A febre de filmes e séries biográficos fez mais uma vítima: Raul Seixas. Produção original Globoplay em parceria com a O2 Filmes, o seriado Raul Seixas: Eu Sou chega ao streaming da Globo na próxima quinta-feira, 26, com a promessa ambiciosa de retratar um personagem tão complexo como o cantor baiano, falecido em agosto de 1989 e aqui interpretado por Ravel Andrade.

A julgar pelos dois primeiros episódios, assistidos em primeira mão pela Rolling Stone Brasil, o objetivo não é alcançado. A obra criada por Paulo Morelli, que divide a direção com Pedro Morelli, soa caricata e simplista — pecados cometidos pela maior parte das produções biográficas de artistas musicais.

Após uma curta abertura referenciando a situação onde, alcoolizado, foi confundido com um impostor durante seu próprio show em 1982, o primeiro episódio retrata de modo breve a infância de Raul Santos Seixas, que, conforme repetido por sua mãe, estudava para virar diplomata — algo declarado a uma criança, o que nem faz sentido. O foco do capítulo inaugural, mesmo, é mostrar o início da trajetória artística de Raul, que deixa Salvador junto da namorada/esposa Edith Wisner (Amanda Grimaldi) e dos colegas de sua primeira banda, Os Panteras, para tentar a vida como músico no Rio de Janeiro. Não dá certo, e ele passa a trabalhar como produtor da gravadora CBS, mas logo estabelece vínculo paralelo com a PolyGram para lançar seus trabalhos como cantor e compositor.

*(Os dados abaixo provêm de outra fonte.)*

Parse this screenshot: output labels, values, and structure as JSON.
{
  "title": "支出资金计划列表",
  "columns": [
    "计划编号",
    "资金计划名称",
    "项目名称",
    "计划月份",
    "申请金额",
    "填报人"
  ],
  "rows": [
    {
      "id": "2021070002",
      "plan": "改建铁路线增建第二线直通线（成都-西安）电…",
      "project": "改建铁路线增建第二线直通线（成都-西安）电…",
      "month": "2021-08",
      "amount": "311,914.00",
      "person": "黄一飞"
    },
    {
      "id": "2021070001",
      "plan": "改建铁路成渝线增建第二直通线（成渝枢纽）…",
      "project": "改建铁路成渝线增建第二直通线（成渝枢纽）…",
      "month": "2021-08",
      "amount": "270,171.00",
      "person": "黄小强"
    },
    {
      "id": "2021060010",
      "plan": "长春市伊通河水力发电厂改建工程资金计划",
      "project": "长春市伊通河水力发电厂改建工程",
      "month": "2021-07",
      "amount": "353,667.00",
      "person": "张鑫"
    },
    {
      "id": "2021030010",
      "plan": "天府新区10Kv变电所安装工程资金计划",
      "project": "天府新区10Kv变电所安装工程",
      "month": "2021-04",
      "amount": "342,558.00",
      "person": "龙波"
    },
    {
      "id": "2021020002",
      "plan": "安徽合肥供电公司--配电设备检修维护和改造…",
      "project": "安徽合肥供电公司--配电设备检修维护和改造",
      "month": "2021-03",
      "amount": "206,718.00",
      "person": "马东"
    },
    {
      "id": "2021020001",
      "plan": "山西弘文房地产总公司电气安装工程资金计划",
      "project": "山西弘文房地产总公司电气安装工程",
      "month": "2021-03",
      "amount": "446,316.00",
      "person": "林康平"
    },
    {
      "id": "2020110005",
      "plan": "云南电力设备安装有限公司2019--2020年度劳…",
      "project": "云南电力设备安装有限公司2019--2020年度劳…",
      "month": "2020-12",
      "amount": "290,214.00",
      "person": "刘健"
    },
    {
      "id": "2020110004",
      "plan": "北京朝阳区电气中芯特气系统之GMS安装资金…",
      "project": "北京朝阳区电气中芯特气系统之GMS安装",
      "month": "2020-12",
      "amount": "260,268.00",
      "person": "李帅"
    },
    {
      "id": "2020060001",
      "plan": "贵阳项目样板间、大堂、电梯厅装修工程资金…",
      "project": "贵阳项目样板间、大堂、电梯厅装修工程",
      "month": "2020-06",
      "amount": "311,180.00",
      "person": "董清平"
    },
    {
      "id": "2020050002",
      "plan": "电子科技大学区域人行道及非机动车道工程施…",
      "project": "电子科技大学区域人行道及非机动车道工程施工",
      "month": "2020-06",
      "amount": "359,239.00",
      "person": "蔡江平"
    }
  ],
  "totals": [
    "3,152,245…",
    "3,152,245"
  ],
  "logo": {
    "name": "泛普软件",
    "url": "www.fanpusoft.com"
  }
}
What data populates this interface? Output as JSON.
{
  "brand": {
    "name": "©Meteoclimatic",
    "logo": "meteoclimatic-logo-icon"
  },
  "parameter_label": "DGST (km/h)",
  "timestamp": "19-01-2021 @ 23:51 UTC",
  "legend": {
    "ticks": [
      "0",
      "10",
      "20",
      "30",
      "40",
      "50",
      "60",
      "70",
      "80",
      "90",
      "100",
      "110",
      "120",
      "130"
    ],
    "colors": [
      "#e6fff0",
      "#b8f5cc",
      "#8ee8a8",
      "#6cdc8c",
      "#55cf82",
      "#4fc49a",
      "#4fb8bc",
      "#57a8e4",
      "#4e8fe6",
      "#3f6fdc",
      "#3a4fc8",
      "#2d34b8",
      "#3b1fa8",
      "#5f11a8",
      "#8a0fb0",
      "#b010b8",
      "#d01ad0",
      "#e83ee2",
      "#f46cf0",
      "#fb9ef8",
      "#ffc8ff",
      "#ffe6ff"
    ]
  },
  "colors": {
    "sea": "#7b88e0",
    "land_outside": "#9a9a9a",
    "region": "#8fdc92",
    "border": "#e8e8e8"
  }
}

Já o segundo capítulo apresenta o início da relação de Seixas com seu principal parceiro criativo, o escritor Paulo Coelho (João Pedro Zappa), à época imerso na cultura hippie e no ocultismo. De abordagem mais vanguardista e experimental, Coelho resiste para aceitar o convite para trabalhar com Raul, mas acaba topando e ambos se influenciam. Krig-ha, Bandolo! (1973), primeiro álbum do baiano como artista solo, chega a público, mas o sucesso comercial não é exatamente retratado, ao menos a essa altura.

Apesar do capricho na fotografia e na trilha sonora, bem como a tentativa de se aprofundar na história com uma série em vez de um filme, Raul Seixas: Eu Sou sofre de problemas básicos. Em nenhum momento as interpretações de Andrade e Zappa ajudam a oferecer imersão e por vezes soam forçadas. A “culpa” deve ser compartilhada com seus roteiros, que trazem diálogos pouco naturais e excessivamente didáticos, mais próximos de uma novela do que de um seriado. O resultado é arrastado, especialmente no episódio dois.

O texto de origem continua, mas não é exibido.